J’acquiesça à contrecoeur et il me sourit gentiment.
- Peut-être nous reverrons-nous un jour, ajouta-t-il amicalement. En attendant adieu ! Et surtout préservez ces rêveries qui font la richesse de votre imaginaire !
Sur ces mots Outroupistache recula dans un pas de danse, salua le concierge d’un hochement de tête malicieux et s’envola soudain, se transformant rapidement en étoile filante.
Je soupirai à l’idée de la séparation déchirante qui m’attendait maintenant, avant de songer que j’ignorais quelle serait la réaction de James en constatant qu’il était toujours présent ici. Prenant mon courage à deux mains je me levai avec effort, laissant échapper un gémissement. Mon dos me faisait un mal de chien et ma gorge était douloureuse. Je pouvais presque encore sentir les doigts qui l’avaient écrasée. Cela me fit frissonner.
Soudain mon regard croisa celui du concierge.
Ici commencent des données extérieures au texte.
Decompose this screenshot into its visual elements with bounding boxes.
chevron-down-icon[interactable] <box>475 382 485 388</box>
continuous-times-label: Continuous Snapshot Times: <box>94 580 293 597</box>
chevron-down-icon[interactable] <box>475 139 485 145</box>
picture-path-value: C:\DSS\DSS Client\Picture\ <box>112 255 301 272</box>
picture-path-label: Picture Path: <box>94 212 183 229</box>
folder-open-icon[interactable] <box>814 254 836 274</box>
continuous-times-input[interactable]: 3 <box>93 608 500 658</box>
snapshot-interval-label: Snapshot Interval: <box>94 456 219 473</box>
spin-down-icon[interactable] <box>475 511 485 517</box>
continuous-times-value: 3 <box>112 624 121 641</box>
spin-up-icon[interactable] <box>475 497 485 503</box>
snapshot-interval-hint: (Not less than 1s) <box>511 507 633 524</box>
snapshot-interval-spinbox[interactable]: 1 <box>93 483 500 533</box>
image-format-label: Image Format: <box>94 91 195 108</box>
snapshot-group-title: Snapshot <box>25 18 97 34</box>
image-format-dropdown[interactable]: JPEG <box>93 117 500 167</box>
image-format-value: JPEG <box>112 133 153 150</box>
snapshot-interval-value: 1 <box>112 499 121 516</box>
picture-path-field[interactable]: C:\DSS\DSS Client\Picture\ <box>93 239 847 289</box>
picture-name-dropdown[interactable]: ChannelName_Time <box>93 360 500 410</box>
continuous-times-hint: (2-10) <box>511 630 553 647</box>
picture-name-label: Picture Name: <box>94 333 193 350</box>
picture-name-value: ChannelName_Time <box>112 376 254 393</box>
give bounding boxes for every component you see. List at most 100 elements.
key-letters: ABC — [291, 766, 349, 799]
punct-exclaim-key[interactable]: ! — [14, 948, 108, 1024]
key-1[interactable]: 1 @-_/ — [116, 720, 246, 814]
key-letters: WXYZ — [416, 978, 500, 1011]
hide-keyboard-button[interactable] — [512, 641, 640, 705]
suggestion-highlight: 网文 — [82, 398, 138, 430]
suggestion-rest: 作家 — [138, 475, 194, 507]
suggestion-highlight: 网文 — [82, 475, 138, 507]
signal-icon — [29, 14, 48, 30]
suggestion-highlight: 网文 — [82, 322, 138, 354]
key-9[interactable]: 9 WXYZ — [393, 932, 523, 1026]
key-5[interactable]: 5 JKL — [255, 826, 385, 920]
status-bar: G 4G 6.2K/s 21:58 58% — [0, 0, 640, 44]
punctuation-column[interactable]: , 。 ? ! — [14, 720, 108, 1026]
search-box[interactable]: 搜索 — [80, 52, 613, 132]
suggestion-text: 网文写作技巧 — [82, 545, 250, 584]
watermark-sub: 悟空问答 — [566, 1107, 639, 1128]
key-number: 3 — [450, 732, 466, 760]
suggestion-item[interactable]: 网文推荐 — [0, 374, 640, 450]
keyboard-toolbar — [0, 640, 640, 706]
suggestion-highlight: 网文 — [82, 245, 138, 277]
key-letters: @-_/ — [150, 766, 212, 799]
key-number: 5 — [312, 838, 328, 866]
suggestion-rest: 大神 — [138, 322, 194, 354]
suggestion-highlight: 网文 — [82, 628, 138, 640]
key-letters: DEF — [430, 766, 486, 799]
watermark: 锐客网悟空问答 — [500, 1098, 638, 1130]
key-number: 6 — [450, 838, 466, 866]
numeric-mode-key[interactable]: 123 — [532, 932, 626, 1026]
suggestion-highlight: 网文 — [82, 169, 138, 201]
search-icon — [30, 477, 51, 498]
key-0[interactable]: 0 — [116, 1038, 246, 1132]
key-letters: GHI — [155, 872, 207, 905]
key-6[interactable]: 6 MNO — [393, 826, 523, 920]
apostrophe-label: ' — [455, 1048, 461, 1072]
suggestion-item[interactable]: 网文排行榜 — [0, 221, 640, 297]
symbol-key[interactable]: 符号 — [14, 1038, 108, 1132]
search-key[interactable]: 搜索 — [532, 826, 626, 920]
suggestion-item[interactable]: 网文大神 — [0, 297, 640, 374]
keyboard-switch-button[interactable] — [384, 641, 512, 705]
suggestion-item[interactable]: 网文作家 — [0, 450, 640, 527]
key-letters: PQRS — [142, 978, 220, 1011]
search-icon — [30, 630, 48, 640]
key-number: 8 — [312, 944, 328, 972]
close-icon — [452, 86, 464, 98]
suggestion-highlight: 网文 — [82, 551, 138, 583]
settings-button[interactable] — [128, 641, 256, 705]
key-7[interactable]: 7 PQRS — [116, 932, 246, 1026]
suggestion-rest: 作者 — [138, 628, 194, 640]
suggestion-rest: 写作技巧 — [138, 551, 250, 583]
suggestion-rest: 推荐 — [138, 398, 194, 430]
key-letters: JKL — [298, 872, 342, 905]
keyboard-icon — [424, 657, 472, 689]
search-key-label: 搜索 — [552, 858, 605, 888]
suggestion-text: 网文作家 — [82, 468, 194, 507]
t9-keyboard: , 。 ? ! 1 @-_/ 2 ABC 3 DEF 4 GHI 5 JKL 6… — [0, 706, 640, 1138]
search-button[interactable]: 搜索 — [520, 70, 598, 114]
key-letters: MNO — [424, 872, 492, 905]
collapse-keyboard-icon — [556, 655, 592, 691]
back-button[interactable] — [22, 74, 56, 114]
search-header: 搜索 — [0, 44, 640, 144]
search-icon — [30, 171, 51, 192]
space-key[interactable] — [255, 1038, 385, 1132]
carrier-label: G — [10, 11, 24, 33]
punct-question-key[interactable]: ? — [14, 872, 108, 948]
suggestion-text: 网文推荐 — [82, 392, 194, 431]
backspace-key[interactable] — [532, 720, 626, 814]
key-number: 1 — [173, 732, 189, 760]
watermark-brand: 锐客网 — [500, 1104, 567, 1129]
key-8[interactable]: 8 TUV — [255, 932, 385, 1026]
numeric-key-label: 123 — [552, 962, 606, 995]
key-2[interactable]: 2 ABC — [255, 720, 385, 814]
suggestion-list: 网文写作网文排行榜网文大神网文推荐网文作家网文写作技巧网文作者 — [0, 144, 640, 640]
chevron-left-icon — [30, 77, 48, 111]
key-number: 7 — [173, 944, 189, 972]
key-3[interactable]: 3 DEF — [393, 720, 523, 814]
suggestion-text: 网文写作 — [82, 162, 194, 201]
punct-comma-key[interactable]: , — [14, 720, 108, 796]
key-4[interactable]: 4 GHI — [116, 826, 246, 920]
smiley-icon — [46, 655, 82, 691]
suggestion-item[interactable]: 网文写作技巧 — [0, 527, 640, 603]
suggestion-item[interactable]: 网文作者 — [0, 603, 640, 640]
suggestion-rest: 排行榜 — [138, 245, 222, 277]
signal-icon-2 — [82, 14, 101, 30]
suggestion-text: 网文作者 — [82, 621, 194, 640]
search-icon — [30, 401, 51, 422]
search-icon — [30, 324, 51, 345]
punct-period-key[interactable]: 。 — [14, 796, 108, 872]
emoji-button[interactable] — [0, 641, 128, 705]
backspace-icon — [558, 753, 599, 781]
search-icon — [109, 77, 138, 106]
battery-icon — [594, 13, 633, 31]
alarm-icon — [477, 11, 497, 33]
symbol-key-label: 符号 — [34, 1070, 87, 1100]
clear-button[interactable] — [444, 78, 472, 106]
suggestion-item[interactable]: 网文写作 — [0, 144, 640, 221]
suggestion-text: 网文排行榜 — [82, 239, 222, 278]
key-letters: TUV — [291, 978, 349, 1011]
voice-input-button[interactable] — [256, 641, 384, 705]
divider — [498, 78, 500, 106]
Le vieil homme semblait se demander s’il était en train de rêver. Je lui souris.
- Je crois que vous devriez retourner vous coucher, murmurai-je.
Il me regarda avec surprise, puis hocha la tête avec un sourire enfantin.
- Je crois que je vais dormir comme un bébé, répondit-il joyeusement.
Je ne pris pas la peine de lui dire à quel point la comparaison était juste et le poussai doucement devant moi, refermant la porte à clé avant de lui tendre le trousseau. Nous descendîmes quelques marches et je m’immobilisai, brusquement timide.
James était assis au milieu de l’escalier, son crochet pensivement appuyé contre ses lèvres, perdu dans ses réflexions. Il se leva brusquement quand le concierge passa à côté de lui avec un sourire un peu craintif, mais ne fit rien pour le retenir. A la place il se tourna lentement vers moi. Son expression était indéchiffrable, son attitude hautaine et arrogante, et ses yeux avaient retrouvé leur couleur bleu glacée. Crochet était de retour.